Size:6 rows by 12 columns
Columns: Estimates and Margin of Error for five boroughs
Row names: Year
The second table contains 1-Year Estimates of the median gross rent of the occupied housing units filter by the ZIP code in New York City.
Size: 1 row by 3652 columns
Columns: Estimates and Margin of Error for different ZIP codes
3.1.2.3 Vacancy Status
This table contains 1-Year Estimates of the number of vacant housing units in five boroughs in New York City.
Size: 8 rows by 12 columns
Columns: Estimates and Margin of Error for five boroughs
Row names: Vacant status(e.g. ‘Rented, not occupied’)
3.1.2.4 Median Gross Rent by Year Householder Moved into Unit
This table contains 1-Year Estimates of the median gross rent by year that householder moved into Unit in five boroughs in New York City.
Size: 7 rows by 12 columns
Columns: Estimates and Margin of Error for five boroughs
Row names: Year householder moved in(e.g. ‘Moved in 2019 or later’)
3.2 Cleaning / transformation
As both the datasets are collected by government offices and well organized, ther are tidy and so we didn’t perform cleaning methods on them.
3.2.1 DOF Condominium Comparable Rental Income in NYC
We transform some columns(such as Building Classification and Boro-block-lot) to easier identified formats for specific visualization tasks.

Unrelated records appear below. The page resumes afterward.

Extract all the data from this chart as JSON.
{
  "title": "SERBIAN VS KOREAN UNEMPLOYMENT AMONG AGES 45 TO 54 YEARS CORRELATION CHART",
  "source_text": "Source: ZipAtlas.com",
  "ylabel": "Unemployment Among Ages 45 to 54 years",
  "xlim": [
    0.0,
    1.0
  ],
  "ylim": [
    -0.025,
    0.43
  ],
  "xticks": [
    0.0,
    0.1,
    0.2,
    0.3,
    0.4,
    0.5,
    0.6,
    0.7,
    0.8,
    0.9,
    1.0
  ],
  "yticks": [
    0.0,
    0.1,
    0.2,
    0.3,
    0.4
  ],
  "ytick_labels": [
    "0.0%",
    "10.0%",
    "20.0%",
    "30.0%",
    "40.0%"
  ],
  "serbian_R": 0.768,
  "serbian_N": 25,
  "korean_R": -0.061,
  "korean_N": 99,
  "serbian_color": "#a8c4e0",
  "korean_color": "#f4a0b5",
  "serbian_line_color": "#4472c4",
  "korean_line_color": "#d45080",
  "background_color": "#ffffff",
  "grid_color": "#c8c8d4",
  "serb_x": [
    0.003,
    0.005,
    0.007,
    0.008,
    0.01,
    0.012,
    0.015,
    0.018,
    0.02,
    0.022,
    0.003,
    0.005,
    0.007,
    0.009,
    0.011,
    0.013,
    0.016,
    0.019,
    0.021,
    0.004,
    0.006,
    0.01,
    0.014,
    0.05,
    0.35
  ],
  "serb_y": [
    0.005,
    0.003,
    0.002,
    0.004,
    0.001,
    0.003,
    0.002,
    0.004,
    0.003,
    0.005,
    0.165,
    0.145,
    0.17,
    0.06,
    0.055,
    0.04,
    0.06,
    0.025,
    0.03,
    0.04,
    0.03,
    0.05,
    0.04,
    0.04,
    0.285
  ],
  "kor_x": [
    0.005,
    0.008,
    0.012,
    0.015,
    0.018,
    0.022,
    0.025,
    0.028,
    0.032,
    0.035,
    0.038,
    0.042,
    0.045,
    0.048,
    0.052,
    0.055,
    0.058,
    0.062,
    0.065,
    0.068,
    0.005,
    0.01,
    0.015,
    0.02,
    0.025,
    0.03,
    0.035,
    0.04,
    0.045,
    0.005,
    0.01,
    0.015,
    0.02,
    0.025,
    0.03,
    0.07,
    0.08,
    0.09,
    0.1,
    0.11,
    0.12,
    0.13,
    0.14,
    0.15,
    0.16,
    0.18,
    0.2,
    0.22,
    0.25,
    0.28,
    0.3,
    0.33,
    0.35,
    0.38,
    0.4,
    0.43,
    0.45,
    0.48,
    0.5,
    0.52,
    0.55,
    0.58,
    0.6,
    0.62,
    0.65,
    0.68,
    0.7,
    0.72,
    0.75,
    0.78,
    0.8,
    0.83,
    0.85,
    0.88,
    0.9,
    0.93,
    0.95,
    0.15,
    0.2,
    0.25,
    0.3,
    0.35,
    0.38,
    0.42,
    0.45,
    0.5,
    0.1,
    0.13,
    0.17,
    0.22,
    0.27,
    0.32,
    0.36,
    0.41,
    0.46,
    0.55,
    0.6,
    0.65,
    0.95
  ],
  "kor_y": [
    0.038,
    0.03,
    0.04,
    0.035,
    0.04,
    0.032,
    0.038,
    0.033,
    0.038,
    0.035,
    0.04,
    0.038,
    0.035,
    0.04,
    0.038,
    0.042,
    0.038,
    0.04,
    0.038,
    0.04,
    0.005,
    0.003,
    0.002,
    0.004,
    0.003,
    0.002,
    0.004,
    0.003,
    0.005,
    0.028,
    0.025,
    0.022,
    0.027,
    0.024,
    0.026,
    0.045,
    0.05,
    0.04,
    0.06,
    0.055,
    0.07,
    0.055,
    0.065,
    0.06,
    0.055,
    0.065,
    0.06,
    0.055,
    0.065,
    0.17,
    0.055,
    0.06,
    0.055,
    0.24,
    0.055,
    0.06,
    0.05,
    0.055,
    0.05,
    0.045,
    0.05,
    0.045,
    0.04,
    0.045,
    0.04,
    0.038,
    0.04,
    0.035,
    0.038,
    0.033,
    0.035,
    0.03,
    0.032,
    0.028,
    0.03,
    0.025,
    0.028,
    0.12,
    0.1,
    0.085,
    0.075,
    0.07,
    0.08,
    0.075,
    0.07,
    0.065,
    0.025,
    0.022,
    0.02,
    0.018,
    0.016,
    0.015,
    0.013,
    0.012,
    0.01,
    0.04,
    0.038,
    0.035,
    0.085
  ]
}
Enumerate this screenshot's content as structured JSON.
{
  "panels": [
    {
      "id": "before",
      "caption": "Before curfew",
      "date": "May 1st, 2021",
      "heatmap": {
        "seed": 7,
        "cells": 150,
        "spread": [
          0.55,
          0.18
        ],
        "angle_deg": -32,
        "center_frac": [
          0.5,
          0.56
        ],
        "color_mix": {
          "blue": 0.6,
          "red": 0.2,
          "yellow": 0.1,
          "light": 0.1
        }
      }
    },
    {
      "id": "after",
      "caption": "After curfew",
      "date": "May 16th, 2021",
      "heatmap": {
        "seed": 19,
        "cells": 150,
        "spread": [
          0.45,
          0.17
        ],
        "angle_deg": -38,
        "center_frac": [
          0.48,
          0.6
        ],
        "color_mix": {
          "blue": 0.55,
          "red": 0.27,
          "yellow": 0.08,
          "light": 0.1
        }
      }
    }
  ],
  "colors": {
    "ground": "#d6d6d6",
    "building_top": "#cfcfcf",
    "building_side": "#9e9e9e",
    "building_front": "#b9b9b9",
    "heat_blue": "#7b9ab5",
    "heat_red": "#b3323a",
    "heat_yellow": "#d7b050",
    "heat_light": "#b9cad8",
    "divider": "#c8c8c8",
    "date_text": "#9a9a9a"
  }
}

The code is attached in the Results part.
3.2.2 Housing:United States Census Bureau
The transformation of the data from USCB mainly concentrates on two parts: tidying data and type conversion. The problem of the data sets is the geographical labels are listed in the columns. We will use the function ‘pivot_longer’ to deal with it. And we will use the function ‘gsub’ to clean the data and change the character to numerical data type.
3.3 Missing value analysis
3.3.1 DOF Condominium Comparable Rental Income in NYC
## Year.Built Market.Value.per.SqFt
## 108 3
## Full.Market.Value Estimated.Expense
## 2 1
## Expense.per.SqFt Boro.Block.Lot
## 1 0
## Condo.Section Address
## 0 0
## Neighborhood Building.Classification
## 0 0
## Total.Units Gross.SqFt
## 0 0
## Estimated.Gross.Income Gross.Income.per.SqFt
## 0 0
## Net.Operating.Income county
## 0 0
## house_type
## 0
According to the counts of missing values in each column, we can see that the majority of NAs are about when the building was built. As there are too many variables, we focus our analysis only on those with at least one missing value.
## county cnt.na n percent
## 1 bronx 1 1042 0.0009596929
## 2 kings 97 9314 0.0104144299
## 3 new york 2 12784 0.0001564456
## 4 queens 2 5022 0.0003982477
## 5 richmond 6 345 0.0173913043
As there are more than 20,000 rows of data, most of the rows are complete cases. Among the variables we care about, Year.Built is the only one that has several missing values. Thus, we perform analysis on the missing pattern between this variable and the county the building belongs to. We find that Richmond County (Staten Island Borough) has the largest percentage of missing values and also the least number of buildings in our analysis.
3.3.2 Housing:United States Census Bureau
According to the counts of missing values for each table, none of them has missing values in any column. Take the table about the median gross rent by year householder moved into unit for example, we can draw a missing data plot. Because the type of variables from USCB is character, we may need further analysis to see if there are missing values.